Do contract employees count in company size determinations?

The following question was asked by a company official: Offerors on government contracts are required to certify whether they are small or large under the Small Business Administration's regulations. For many types of contracts, those size standards reference the number of employees employed by the company during the preceding 12 months. To what extent is a company required to count temporary and part-time employees in this calculation? Do "contract" employees count in these determinations?

In virtually all government procurements, offerors are required to certify their size status as part of their proposals. It is always important that offerors provide accurate information in response to these requirements. It is especially important in small-business set-aside acquisitions, in which the only companies allowed to compete are those certifying that they are small under the applicable Standard Industrial Classification (SIC) code. If the government or a disappointed offeror believes that a company has self-certified improperly, an investigation and/or protest may be initiated. If a company is caught self-certifying inaccurately, it can expect serious consequences including, at a minimum, loss of the contract at issue.

One of the more interesting questions in this area involves the counting of temporary, part-time and contract employees, who must be counted as part of the company's total employment during the applicable 12-month period preceding the certification. In many cases, employees provided under contract with an independent company must also be counted.

The SBA defines a small-business concern as "including its affiliates, independently owned and operated, not dominant in the field of operation in which it is bidding on government contracts and qualified as a small-business concern under the criteria and size standards in 13 C.F.R. Part 121," for the applicable SIC code. 13 C.F.R. Paragraph 121.601.

The size standard for a particular SIC code typically is expressed as either a maximum number of employees or as a maximum annual receipts. See 13 C.F.R. Paragraph 121.801. Size standards that are expressed as a maximum number of employees refer to the average employment of the concern, including the employees of its domestic and foreign affiliates, based upon employment during each of the pay periods for the preceding complete 12 calendar months. 13 C.F.R. Paragraph 121.407(a).

Moreover, the regulations explicitly require the company to count part-time and temporary employees as full-time employees for each applicable pay period. 13 C.F.R. Paragraph 121.407(b).

The regulations include a series of questions that should be reviewed in determining whether the employees of an independent contractor should be considered employees of the company.
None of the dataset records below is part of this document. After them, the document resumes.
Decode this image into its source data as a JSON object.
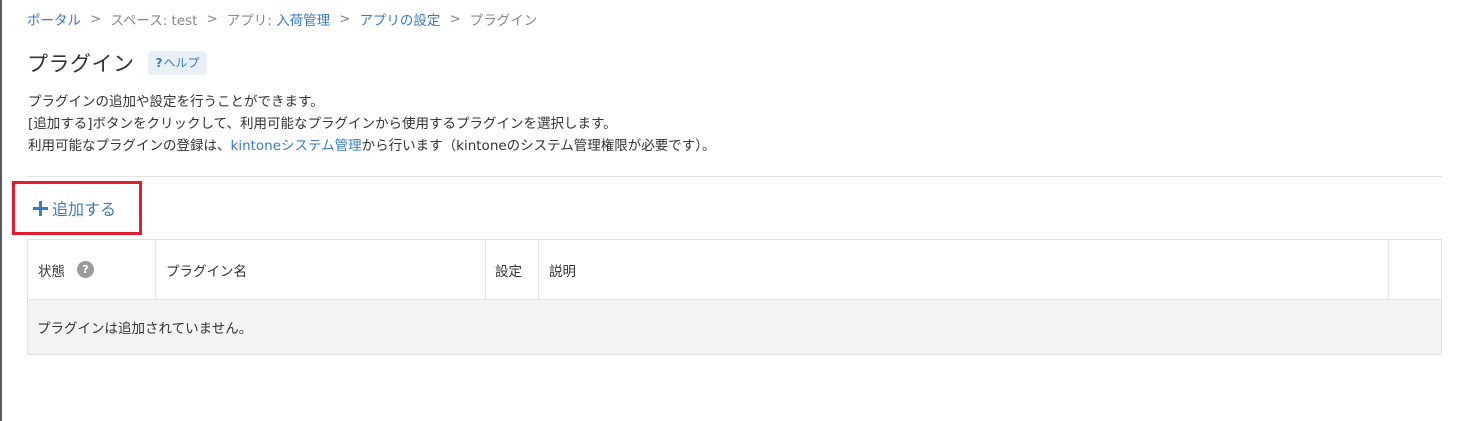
{
  "breadcrumb": {
    "portal": "ポータル",
    "space": "スペース: test",
    "app_prefix": "アプリ: ",
    "app_name": "入荷管理",
    "app_settings": "アプリの設定",
    "current": "プラグイン",
    "separator": ">"
  },
  "header": {
    "title": "プラグイン",
    "help_q": "?",
    "help_label": "ヘルプ"
  },
  "description": {
    "line1": "プラグインの追加や設定を行うことができます。",
    "line2": "[追加する]ボタンをクリックして、利用可能なプラグインから使用するプラグインを選択します。",
    "line3_before": "利用可能なプラグインの登録は、",
    "line3_link": "kintoneシステム管理",
    "line3_after": "から行います（kintoneのシステム管理権限が必要です）。"
  },
  "toolbar": {
    "add_label": "追加する",
    "highlight_color": "#e01e2d"
  },
  "table": {
    "columns": {
      "status": "状態",
      "name": "プラグイン名",
      "setting": "設定",
      "description": "説明"
    },
    "status_help_icon": "?",
    "empty_message": "プラグインは追加されていません。"
  },
  "colors": {
    "link": "#3a7bbd",
    "text": "#333333",
    "muted": "#888888"
  }
}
The questions include: (a) Did the company engage and select the employees? (b) Does the company have the power to dismiss the employees? (c) Does the company have the power to control and supervise the employees' performance of their duties? (d) Did the company dismiss employees from its payroll and replace them with the employees from any employment contractor involved? (e) Do the employees perform tasks normally performed by the regular employees of the business or that were previously performed by the company's own employees?

In several cases, the SBA has found that employees hired through third parties to perform essential elements of the contracted work will be included in the total employee count for the firm. This is particularly true where contracted labor performs work normally performed by in-house employees.

Based on the foregoing, a company is not allowed to use contract labor as a means to avoid the employee limitations of an applicable small-business size standard. On the other hand, contract labor may be used legitimately in some circumstances without jeopardizing a company's size status. Whether a particular arrangement is appropriate must be determined on a case-by-case basis.